We could definitely expand on the search protocol in our WhitePaper, thanks for the input! However, we provide client side search and not server side search, thus, our servers have no idea of what the user is searching.
The keywords (along with other file metadata) are also encrypted using the user's key, so analyzing access patterns of the chunks, would not be possible for us.
Client-side search is secure if the client downloads all the metadata, and then nothing else based on the result. The access pattern is simply which and how many encrypted chunks are selected. If they are selected based on a search result there could be a statistical correlation.
Not that every leakage is critical, for example if you write chunks when the user uploads a file the client just leaked that an upload happened, it also leaked how much data was written. Depending on the use case this might not lead to sensitive information leakage. It however might, for example if a hospital has an app that let's you download information about your disease an adversary could leak which disease you have without compromising the encryption.
The most advanced technique of hiding which chunks are accessed, or whether they are written or read is called ORAM. ORAM makes chunk accesses indistinguishable, however this technique has a logarithmic overhead, it fails to hide how many chunks are accessed, and it is also hard to design a search protocol on top of it that does not create patterns in the ORAM accesses, which can be also analyzed.
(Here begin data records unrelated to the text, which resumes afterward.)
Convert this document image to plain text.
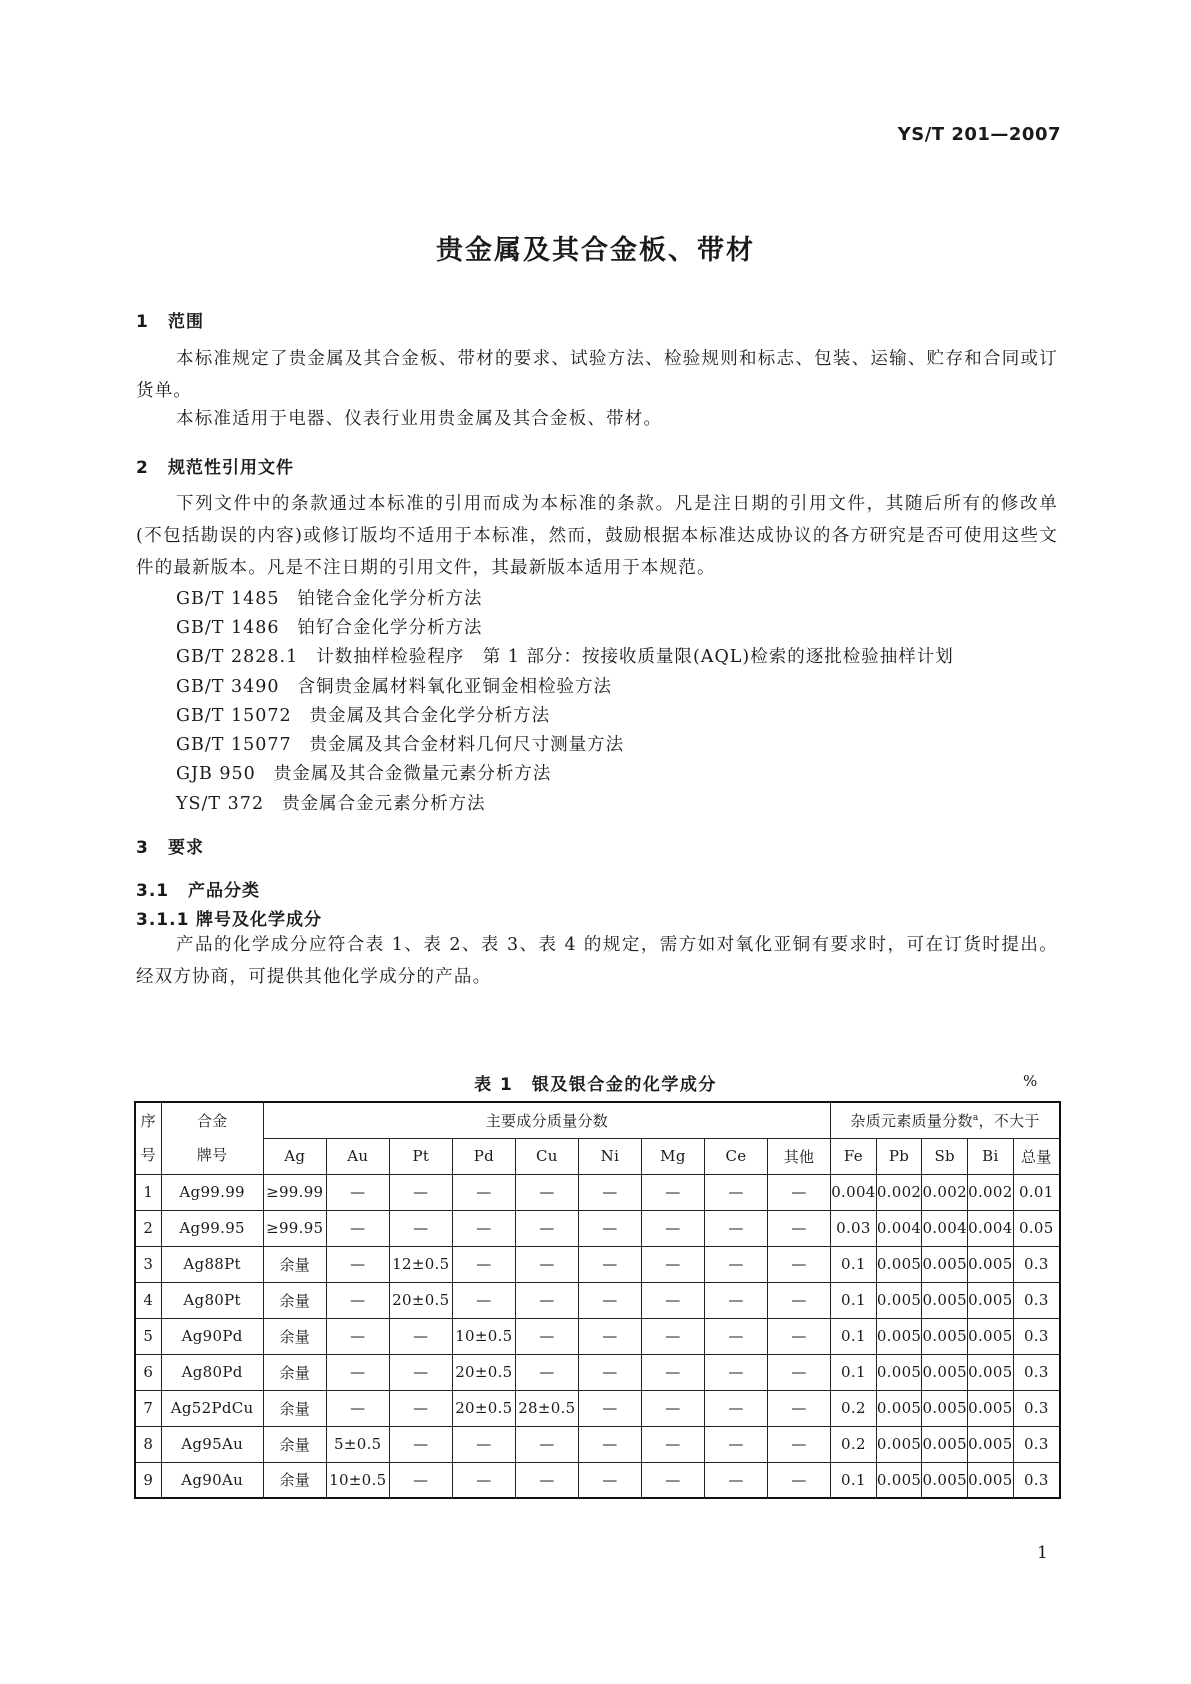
YS/T 201—2007
贵金属及其合金板、带材
1 范围

本标准规定了贵金属及其合金板、带材的要求、试验方法、检验规则和标志、包装、运输、贮存和合同或订货单。

本标准适用于电器、仪表行业用贵金属及其合金板、带材。

2 规范性引用文件

下列文件中的条款通过本标准的引用而成为本标准的条款。凡是注日期的引用文件，其随后所有的修改单(不包括勘误的内容)或修订版均不适用于本标准，然而，鼓励根据本标准达成协议的各方研究是否可使用这些文件的最新版本。凡是不注日期的引用文件，其最新版本适用于本规范。

GB/T 1485 铂铑合金化学分析方法
GB/T 1486 铂钌合金化学分析方法
GB/T 2828.1 计数抽样检验程序　第 1 部分：按接收质量限(AQL)检索的逐批检验抽样计划
GB/T 3490 含铜贵金属材料氧化亚铜金相检验方法
GB/T 15072 贵金属及其合金化学分析方法
GB/T 15077 贵金属及其合金材料几何尺寸测量方法
GJB 950 贵金属及其合金微量元素分析方法
YS/T 372 贵金属合金元素分析方法
3 要求
3.1 产品分类
3.1.1 牌号及化学成分

产品的化学成分应符合表 1、表 2、表 3、表 4 的规定，需方如对氧化亚铜有要求时，可在订货时提出。经双方协商，可提供其他化学成分的产品。

表 1　银及银合金的化学成分	%
序
号	合金
牌号	主要成分质量分数									杂质元素质量分数$^a$，不大于				
		Ag	Au	Pt	Pd	Cu	Ni	Mg	Ce	其他	Fe	Pb	Sb	Bi	总量
1	Ag99.99	≥99.99	—	—	—	—	—	—	—	—	0.004	0.002	0.002	0.002	0.01
2	Ag99.95	≥99.95	—	—	—	—	—	—	—	—	0.03	0.004	0.004	0.004	0.05
3	Ag88Pt	余量	—	12±0.5	—	—	—	—	—	—	0.1	0.005	0.005	0.005	0.3
4	Ag80Pt	余量	—	20±0.5	—	—	—	—	—	—	0.1	0.005	0.005	0.005	0.3
5	Ag90Pd	余量	—	—	10±0.5	—	—	—	—	—	0.1	0.005	0.005	0.005	0.3
6	Ag80Pd	余量	—	—	20±0.5	—	—	—	—	—	0.1	0.005	0.005	0.005	0.3
7	Ag52PdCu	余量	—	—	20±0.5	28±0.5	—	—	—	—	0.2	0.005	0.005	0.005	0.3
8	Ag95Au	余量	5±0.5	—	—	—	—	—	—	—	0.2	0.005	0.005	0.005	0.3
9	Ag90Au	余量	10±0.5	—	—	—	—	—	—	—	0.1	0.005	0.005	0.005	0.3
1
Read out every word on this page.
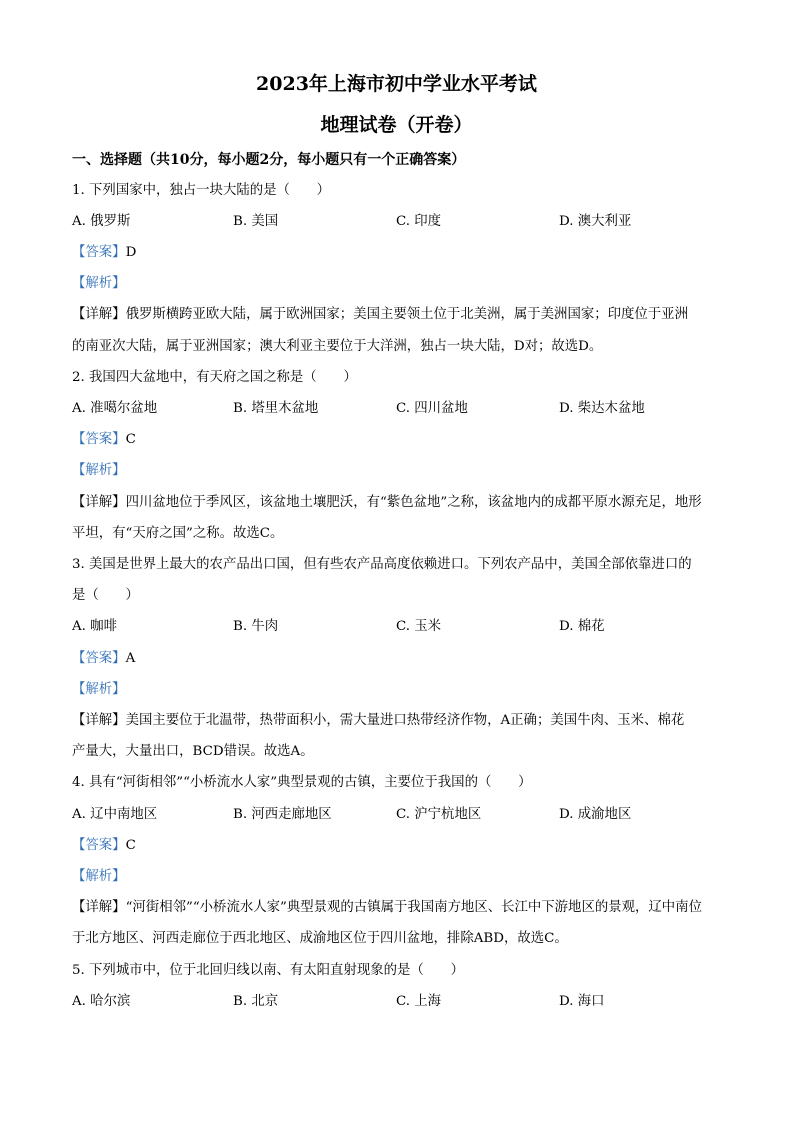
2023年上海市初中学业水平考试
地理试卷（开卷）
一、选择题（共10分，每小题2分，每小题只有一个正确答案）
1. 下列国家中，独占一块大陆的是（　　）
A. 俄罗斯	B. 美国	C. 印度	D. 澳大利亚
【答案】D
【解析】
【详解】俄罗斯横跨亚欧大陆，属于欧洲国家；美国主要领土位于北美洲，属于美洲国家；印度位于亚洲
的南亚次大陆，属于亚洲国家；澳大利亚主要位于大洋洲，独占一块大陆，D对；故选D。
2. 我国四大盆地中，有天府之国之称是（　　）
A. 准噶尔盆地	B. 塔里木盆地	C. 四川盆地	D. 柴达木盆地
【答案】C
【解析】
【详解】四川盆地位于季风区，该盆地土壤肥沃，有“紫色盆地”之称，该盆地内的成都平原水源充足，地形
平坦，有“天府之国”之称。故选C。
3. 美国是世界上最大的农产品出口国，但有些农产品高度依赖进口。下列农产品中，美国全部依靠进口的
是（　　）
A. 咖啡	B. 牛肉	C. 玉米	D. 棉花
【答案】A
【解析】
【详解】美国主要位于北温带，热带面积小，需大量进口热带经济作物，A正确；美国牛肉、玉米、棉花
产量大，大量出口，BCD错误。故选A。
4. 具有“河街相邻”“小桥流水人家”典型景观的古镇，主要位于我国的（　　）
A. 辽中南地区	B. 河西走廊地区	C. 沪宁杭地区	D. 成渝地区
【答案】C
【解析】
【详解】“河街相邻”“小桥流水人家”典型景观的古镇属于我国南方地区、长江中下游地区的景观，辽中南位
于北方地区、河西走廊位于西北地区、成渝地区位于四川盆地，排除ABD，故选C。
5. 下列城市中，位于北回归线以南、有太阳直射现象的是（　　）
A. 哈尔滨	B. 北京	C. 上海	D. 海口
A practical solution is a search protocol that tries to decouple the results from the accesses.
This paper is just an idea, I'm designing a different protocol that is more efficient, but requires persistent client cache, which is just becoming a reality for web clients.
The encrypted file metadata (and the search indices) are downloaded at once. It is then decrypted using the user's key on device. The user then performs a client side search to get the relevant file-ids. The file-ids are then used to retrieve retrieve the file from the decentralized storage.
The keywords (along with other file metadata) are also encrypted using the user's key, so analyzing access patterns of the chunks, would not be possible for us.